Ao longo de sua
carreira, Luiz Gonzaga estabeleceu muitas parcerias e não foi diferente com os
artistas potiguares. O compositor seridoense Severino Ramos, por exemplo, foi o
principal parceiro musical potiguar do velho Lula. Os dois assinaram doze
parcerias, entre as quais uma das mais conhecidas músicas do repertório final
de Gonzaga: Ovo de codorna, que enfrentou problemas com a censura durante a
ditadura militar mas foi gravada três vezes (1971, 1978 e 1979) pelo Rei do
Baião.
A parceria com
Severino Ramos é um das muitas histórias que conectam o ícone do forró com a
música potiguar. A maioria delas está no livro Luiz Gonzaga e a Música
Potiguar, que a pesquisadora Leide Câmara autografa nesta terça-feira, às 19h,
na Pinacoteca do Estado (Praça 7 de Setembro - Cidade Alta). O título é o
número 36 da coleção Cultura Potiguar, editada pela Secretaria Extraordinária
de Cultura do RN e Fundação José Augusto, através da Gráfica Manimbu.

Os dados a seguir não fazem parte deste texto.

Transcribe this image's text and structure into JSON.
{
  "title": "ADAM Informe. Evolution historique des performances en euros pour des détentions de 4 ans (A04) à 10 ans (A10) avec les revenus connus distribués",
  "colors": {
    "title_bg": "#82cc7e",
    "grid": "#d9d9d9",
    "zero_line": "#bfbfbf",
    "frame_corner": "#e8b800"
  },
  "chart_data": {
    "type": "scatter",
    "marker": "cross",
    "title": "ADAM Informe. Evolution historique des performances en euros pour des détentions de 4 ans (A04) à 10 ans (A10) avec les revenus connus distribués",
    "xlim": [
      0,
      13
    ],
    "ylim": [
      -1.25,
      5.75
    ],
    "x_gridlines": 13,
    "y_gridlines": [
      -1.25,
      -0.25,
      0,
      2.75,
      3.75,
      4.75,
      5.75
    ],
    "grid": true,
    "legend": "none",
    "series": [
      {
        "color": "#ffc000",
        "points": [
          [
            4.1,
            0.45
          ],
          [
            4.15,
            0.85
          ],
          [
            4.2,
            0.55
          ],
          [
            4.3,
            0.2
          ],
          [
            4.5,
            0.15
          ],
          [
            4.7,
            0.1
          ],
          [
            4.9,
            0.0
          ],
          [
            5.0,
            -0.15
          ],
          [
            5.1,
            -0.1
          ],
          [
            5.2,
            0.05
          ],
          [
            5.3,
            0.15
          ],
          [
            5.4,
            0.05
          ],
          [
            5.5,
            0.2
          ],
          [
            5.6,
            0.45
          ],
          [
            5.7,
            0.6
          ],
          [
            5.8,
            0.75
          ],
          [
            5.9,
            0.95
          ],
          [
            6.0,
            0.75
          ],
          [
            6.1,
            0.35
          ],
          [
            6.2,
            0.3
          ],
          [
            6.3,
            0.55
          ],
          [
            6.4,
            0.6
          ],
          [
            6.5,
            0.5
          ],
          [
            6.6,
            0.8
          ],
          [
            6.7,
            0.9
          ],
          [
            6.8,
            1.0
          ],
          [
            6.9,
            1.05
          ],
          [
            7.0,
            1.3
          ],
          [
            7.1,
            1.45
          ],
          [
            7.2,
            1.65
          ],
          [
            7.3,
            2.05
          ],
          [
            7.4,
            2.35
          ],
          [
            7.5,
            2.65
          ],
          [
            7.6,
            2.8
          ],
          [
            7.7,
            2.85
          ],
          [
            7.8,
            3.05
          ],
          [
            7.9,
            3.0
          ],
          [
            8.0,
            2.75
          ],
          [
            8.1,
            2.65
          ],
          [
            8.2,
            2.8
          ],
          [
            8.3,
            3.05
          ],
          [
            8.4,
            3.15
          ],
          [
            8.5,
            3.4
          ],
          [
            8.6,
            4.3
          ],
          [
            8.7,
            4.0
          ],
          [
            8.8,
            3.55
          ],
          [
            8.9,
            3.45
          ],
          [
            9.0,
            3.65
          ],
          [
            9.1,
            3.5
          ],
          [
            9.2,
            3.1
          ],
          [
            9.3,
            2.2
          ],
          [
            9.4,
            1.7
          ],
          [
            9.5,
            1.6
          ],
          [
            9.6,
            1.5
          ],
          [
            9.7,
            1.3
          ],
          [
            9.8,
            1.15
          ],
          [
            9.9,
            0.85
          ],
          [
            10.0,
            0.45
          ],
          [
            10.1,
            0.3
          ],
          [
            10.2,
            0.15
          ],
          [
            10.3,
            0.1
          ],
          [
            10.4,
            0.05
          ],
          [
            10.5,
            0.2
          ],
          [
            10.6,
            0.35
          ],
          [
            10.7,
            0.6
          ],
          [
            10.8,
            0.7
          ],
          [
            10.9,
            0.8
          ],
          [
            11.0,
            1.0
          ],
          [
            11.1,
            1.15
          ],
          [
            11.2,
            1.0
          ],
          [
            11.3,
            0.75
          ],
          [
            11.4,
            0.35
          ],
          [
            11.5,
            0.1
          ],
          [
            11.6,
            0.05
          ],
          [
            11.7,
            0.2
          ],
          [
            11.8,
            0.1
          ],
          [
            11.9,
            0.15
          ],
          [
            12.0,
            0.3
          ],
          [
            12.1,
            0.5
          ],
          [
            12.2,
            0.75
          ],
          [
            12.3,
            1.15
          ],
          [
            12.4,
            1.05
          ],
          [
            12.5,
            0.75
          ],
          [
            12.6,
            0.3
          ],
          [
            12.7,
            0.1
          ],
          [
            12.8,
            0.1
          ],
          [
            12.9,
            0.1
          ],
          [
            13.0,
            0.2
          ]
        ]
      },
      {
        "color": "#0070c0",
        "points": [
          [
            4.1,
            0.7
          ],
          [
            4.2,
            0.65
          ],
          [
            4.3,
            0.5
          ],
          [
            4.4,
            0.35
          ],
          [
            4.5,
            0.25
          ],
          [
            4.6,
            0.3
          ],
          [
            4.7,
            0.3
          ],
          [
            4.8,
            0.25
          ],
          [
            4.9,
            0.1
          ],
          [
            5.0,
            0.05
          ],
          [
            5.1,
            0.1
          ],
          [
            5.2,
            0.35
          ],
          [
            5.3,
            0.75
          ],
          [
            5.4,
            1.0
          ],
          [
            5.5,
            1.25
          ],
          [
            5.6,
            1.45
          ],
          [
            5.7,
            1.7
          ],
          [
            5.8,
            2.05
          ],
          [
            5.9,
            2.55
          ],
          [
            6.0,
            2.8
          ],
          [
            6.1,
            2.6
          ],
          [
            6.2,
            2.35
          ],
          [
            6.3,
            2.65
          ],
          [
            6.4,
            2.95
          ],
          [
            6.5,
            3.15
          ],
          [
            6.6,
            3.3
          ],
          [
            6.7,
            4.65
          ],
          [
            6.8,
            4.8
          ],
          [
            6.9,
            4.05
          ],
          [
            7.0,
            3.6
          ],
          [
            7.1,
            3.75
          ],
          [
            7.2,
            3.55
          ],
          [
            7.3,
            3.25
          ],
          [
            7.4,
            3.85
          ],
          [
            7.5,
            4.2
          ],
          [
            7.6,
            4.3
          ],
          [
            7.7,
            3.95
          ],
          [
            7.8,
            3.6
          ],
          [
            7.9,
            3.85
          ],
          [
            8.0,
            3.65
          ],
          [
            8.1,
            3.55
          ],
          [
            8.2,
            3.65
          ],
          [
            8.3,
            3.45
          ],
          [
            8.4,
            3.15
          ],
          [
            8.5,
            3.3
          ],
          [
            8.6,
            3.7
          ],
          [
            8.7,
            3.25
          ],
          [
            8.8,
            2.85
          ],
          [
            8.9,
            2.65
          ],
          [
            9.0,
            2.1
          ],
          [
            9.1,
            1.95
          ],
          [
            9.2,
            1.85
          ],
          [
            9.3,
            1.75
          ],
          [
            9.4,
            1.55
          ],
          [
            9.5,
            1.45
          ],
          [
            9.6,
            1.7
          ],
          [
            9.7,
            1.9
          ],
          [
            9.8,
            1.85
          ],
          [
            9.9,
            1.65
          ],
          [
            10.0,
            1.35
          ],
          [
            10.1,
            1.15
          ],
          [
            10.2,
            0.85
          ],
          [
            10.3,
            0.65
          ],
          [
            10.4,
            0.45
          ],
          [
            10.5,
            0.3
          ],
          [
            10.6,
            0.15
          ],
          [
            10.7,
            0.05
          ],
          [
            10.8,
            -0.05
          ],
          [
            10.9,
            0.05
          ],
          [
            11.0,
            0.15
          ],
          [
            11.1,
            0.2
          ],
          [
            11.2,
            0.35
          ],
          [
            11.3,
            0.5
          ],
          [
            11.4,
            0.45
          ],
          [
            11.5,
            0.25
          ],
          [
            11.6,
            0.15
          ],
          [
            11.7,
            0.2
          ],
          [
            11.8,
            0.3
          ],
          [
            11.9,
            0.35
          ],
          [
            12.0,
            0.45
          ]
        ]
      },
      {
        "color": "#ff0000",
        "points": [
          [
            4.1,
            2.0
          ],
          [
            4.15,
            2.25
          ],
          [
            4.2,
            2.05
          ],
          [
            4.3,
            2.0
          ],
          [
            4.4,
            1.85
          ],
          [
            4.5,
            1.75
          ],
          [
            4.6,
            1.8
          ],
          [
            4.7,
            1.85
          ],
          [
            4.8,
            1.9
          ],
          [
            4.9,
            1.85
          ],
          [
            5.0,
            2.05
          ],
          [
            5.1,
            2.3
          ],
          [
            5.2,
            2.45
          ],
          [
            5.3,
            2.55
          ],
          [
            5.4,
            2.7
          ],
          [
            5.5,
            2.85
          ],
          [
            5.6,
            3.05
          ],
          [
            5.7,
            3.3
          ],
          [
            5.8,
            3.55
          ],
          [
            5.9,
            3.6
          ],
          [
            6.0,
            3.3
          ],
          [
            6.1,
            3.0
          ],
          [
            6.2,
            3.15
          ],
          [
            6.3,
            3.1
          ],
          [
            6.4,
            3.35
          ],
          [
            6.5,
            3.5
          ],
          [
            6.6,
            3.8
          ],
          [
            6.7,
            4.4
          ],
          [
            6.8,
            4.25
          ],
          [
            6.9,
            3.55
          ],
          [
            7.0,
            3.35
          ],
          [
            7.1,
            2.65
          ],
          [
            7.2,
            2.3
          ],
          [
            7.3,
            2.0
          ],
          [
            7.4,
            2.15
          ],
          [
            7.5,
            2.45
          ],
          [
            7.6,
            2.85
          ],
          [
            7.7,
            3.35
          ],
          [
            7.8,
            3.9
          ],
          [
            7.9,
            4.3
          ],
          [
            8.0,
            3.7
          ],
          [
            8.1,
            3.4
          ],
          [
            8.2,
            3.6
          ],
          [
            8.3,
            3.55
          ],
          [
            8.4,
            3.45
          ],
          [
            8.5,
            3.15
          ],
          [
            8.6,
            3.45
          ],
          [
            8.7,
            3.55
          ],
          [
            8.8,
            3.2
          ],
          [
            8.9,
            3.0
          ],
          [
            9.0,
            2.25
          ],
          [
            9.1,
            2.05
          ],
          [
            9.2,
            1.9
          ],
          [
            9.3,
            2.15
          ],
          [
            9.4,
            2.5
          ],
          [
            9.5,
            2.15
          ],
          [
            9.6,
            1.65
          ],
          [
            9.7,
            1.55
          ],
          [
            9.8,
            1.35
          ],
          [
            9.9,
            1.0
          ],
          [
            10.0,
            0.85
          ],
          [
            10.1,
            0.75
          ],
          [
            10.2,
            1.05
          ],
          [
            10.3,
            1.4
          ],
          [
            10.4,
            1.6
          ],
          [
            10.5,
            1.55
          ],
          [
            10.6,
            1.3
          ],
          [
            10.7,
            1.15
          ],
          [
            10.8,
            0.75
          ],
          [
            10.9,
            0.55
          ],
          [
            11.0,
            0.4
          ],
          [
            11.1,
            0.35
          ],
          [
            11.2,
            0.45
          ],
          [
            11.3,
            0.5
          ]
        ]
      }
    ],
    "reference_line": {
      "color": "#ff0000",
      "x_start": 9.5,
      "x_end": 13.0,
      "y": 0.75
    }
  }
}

A obra traz um minucioso levantamento das relações entre Gonzaga e os músicos
potiguares. De acordo com a pesquisadora, as músicas de Gonzaga foram gravadas
por 54 cantores ou grupos potiguares. Em contrapartida, o pernambucano gravou
desde 1945, além de Severino Ramos, cinco compositores locais — Henrique Brito,
Frei Marcelino, Janduhy Finizola, Chico Elion e Celso da Silveira. Finizola
também foi parceiro de Gonzaga.Luiz Gonzaga e a Música Potiguar documenta as andanças do Rei do Baião por todo o Rio Grande do Norte, ao longo de várias décadas. Também registra homenagens fora da música — seminários, publicações em livro e folheto de cordel — e uma iconografia que ilustra a presença de Gonzaga na cena artística potiguar. Leide é uma das mais respeitadas pesquisadoras musicais do País, sendo autora do Dicionário da Música Potiguar.